Tarımın, kadınların ekonomik ve toplumsal yaşamın içerisinde üretken bağımsız bireyler olarak var olmasını sağladığını söyleyen Çevre Mühendisi Deniz Gümüşel “Köyün satın alınmak istenen ovasını ekip biçmek, zeytin işi kadında. Ürünü toplayıp Milas'a pazara götüren de kadın. Toprağını kaybederse hem mesleğini hem gelirini kaybetmiş olacak. Ekonomik bağımsızlığı gidecek, aile içindeki söz hakkı gidecek. O da yetmeyecek eve/köye hapsolacak; sosyal hayatı bitecek. İşte bu yüzden Mayıs ayından beri linyit sahasını genişletmek isteyen termik santral şirketine arazilerini satmak için zorlanan Ekizköylü kadınlar ayakta” ifadelerini kullandı.
"Sessiz kalmaz ve hep birlikte karşı durursak Muğla’yı kurtarabiliriz"
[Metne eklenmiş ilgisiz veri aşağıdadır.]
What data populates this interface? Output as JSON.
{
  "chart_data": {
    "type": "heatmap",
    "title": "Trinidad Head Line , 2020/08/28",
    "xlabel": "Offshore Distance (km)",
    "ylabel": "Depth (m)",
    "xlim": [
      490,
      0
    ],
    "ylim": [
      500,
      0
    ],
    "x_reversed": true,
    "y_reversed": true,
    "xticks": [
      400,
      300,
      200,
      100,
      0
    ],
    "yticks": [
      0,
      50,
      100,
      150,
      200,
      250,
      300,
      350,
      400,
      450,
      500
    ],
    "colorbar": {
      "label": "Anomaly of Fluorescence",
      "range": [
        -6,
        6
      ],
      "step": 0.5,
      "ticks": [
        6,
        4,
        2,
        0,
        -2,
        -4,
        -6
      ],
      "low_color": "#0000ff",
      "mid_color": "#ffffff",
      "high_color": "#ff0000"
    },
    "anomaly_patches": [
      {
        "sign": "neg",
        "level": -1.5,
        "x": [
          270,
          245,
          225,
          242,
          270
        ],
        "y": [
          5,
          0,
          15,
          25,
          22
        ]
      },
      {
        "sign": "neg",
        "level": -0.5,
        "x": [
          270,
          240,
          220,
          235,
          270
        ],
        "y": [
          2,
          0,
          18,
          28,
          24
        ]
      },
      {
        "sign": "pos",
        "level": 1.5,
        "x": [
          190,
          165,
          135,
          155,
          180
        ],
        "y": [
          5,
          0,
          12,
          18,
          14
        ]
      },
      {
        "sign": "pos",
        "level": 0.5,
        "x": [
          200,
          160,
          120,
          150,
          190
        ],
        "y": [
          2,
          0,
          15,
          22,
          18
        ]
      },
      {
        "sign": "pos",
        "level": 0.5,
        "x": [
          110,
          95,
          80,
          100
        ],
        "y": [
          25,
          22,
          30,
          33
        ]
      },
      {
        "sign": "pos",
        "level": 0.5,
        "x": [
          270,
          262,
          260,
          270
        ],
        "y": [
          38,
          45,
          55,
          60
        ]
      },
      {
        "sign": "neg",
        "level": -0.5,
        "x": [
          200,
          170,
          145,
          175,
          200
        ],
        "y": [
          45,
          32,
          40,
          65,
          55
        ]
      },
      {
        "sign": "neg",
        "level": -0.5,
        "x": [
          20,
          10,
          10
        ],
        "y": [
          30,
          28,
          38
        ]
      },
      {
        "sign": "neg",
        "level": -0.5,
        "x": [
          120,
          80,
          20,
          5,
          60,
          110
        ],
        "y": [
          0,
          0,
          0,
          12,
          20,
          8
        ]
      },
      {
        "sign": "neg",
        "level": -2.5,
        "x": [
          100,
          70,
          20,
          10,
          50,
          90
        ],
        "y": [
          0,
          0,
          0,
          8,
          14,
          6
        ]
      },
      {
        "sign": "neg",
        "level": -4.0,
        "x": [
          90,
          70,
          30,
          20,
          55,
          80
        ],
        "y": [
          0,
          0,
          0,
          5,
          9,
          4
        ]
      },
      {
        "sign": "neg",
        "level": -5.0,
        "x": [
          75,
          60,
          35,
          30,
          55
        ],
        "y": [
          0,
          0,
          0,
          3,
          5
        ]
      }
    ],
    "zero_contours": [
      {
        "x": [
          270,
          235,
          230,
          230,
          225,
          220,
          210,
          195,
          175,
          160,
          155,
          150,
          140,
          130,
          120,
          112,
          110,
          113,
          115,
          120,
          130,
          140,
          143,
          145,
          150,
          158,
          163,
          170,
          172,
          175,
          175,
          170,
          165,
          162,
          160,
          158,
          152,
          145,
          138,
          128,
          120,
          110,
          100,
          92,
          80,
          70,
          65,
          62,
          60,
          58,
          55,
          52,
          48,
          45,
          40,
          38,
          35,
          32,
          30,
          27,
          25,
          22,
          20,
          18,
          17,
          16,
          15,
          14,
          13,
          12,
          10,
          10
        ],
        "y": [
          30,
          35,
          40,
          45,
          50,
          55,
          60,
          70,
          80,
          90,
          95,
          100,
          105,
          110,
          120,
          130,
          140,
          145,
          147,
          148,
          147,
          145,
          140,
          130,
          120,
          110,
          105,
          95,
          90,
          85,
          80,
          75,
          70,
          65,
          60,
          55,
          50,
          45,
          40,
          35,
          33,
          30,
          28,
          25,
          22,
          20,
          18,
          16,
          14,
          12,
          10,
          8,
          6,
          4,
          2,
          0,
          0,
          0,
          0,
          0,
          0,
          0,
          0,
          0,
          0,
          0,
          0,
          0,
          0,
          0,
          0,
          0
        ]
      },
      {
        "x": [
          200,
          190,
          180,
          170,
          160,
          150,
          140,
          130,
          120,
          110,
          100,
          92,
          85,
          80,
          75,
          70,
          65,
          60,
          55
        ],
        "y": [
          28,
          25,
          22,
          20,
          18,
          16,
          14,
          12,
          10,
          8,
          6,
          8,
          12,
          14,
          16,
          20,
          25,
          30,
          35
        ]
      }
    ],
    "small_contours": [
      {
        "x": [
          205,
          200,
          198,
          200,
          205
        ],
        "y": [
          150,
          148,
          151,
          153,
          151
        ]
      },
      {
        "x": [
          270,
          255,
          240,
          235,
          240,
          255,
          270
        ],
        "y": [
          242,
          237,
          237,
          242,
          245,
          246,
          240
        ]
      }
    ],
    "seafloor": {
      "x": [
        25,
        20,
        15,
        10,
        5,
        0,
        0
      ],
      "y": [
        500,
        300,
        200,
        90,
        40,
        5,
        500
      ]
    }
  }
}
Ormanları, tarihi arkeolojik kalıntıları, köyleri mahvettiklerini söyleyen Makinesi Mühendisi Mustafa Tuncaelli “Santrallar yaşlandı; Yatağan 37 yaşında, Yeniköy 33, Kemerköy 26. Çoktan kapatılma vakitleri geldi ama çalıştırmaya devam ediyorlar. Sessiz kalmaz ve hep birlikte karşı durursak, bu termik santralları ve kömür ocaklarını kapattırıp, hem Muğla’yı kurtarabilir hem de doğaya verdiğimiz zararı bir nebze olsun azaltmış oluruz” dedi.